“Go, then! Go to the moon-you selfish dreamer!”
“I didn't go to the moon, I went much further—for time is the longest distance between two places”
“You said, 'They’re harmless dreamers and they’re loved by the people.' 'What,' I asked you, 'is harmless about a dreamer, and what,' I asked you, 'is harmless about the love of the people? Revolution only needs good dreamers who remember their dreams.”
“Has it ever struck you that life is all memory, except for the one present moment that goes by you so quick you hardly catch it going?”
“A man like that is someone to go out with—once—twice—three times when the devil is in you. But live with? Have a child by?”
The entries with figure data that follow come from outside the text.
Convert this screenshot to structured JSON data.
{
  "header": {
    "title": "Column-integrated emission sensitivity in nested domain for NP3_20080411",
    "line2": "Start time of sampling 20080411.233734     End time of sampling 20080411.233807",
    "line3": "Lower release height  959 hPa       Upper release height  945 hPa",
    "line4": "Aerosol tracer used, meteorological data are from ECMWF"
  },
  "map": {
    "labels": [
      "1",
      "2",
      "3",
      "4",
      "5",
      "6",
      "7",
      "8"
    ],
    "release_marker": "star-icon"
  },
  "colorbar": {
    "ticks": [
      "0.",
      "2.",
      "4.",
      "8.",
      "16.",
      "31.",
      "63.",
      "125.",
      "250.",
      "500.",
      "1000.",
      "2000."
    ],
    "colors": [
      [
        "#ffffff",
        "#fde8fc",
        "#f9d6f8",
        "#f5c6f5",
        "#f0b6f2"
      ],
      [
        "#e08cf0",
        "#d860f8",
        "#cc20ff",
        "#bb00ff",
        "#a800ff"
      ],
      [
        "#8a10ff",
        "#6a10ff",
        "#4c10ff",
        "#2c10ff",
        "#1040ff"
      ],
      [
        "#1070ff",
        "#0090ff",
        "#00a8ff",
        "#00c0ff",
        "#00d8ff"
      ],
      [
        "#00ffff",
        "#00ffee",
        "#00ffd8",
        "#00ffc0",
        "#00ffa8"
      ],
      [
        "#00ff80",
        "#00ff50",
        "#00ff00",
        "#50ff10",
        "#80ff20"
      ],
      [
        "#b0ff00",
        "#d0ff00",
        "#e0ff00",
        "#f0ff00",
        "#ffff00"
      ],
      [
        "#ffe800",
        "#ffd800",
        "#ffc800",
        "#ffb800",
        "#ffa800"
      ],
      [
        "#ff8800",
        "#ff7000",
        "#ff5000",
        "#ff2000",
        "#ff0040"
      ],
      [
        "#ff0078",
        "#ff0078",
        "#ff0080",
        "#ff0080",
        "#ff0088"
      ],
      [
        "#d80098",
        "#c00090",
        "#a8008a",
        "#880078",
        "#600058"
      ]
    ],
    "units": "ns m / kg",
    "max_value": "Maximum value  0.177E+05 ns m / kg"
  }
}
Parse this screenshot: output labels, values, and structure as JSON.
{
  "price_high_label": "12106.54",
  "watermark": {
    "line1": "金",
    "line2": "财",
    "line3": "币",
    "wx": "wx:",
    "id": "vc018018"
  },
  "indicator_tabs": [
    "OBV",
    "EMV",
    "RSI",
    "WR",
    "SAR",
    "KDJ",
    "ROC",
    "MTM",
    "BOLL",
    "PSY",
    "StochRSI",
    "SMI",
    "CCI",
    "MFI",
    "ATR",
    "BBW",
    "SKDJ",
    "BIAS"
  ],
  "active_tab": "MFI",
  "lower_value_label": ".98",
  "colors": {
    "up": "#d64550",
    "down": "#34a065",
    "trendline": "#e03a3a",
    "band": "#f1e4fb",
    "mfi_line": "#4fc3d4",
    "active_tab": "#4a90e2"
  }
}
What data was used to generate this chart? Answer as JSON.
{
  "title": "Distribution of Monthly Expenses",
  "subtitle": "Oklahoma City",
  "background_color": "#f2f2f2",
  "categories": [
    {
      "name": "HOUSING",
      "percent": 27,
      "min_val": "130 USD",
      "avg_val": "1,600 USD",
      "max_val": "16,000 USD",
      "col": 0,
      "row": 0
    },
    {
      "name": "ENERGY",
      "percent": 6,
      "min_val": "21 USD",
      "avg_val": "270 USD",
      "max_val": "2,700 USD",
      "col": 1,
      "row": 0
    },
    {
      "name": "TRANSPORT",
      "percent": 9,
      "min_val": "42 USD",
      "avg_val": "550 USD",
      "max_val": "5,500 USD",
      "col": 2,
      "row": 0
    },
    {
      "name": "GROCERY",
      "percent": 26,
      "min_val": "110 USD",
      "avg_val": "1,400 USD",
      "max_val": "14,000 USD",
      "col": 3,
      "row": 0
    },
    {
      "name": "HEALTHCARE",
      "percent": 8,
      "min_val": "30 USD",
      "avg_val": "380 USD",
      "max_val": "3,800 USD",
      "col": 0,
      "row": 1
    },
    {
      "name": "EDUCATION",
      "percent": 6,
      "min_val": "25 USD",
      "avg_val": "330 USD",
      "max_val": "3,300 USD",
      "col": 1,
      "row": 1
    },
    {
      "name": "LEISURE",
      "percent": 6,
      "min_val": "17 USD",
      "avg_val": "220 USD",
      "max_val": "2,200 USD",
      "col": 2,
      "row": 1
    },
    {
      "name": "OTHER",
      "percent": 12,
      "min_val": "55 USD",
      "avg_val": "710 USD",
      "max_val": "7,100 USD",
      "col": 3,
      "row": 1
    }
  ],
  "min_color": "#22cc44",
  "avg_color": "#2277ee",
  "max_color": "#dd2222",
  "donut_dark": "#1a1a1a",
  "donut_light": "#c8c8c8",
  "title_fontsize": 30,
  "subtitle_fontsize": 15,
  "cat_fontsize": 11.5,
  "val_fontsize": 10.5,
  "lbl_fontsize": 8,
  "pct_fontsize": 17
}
“This was a respect in which he paid due homage to the wise old spirit of the late Emiel Kroger, that romantically practical Teuton who used to murmur to Pablo, between sleeping and waking, a sort of incantation that went like his: Sometimes you will find it and other times you won't find it and the times you don't find it are the times when you have got to be careful. Those are the times when you have got to remember that other times you will find it, not this time but the next time, or the time after that, and then you've got to be able to go home without it, yes, those times are the times when you have got to be able to go home without it, go home alone without it...”
“When so many are lonely as seem to be lonely, it would be inexcusably selfish to be lonely alone.”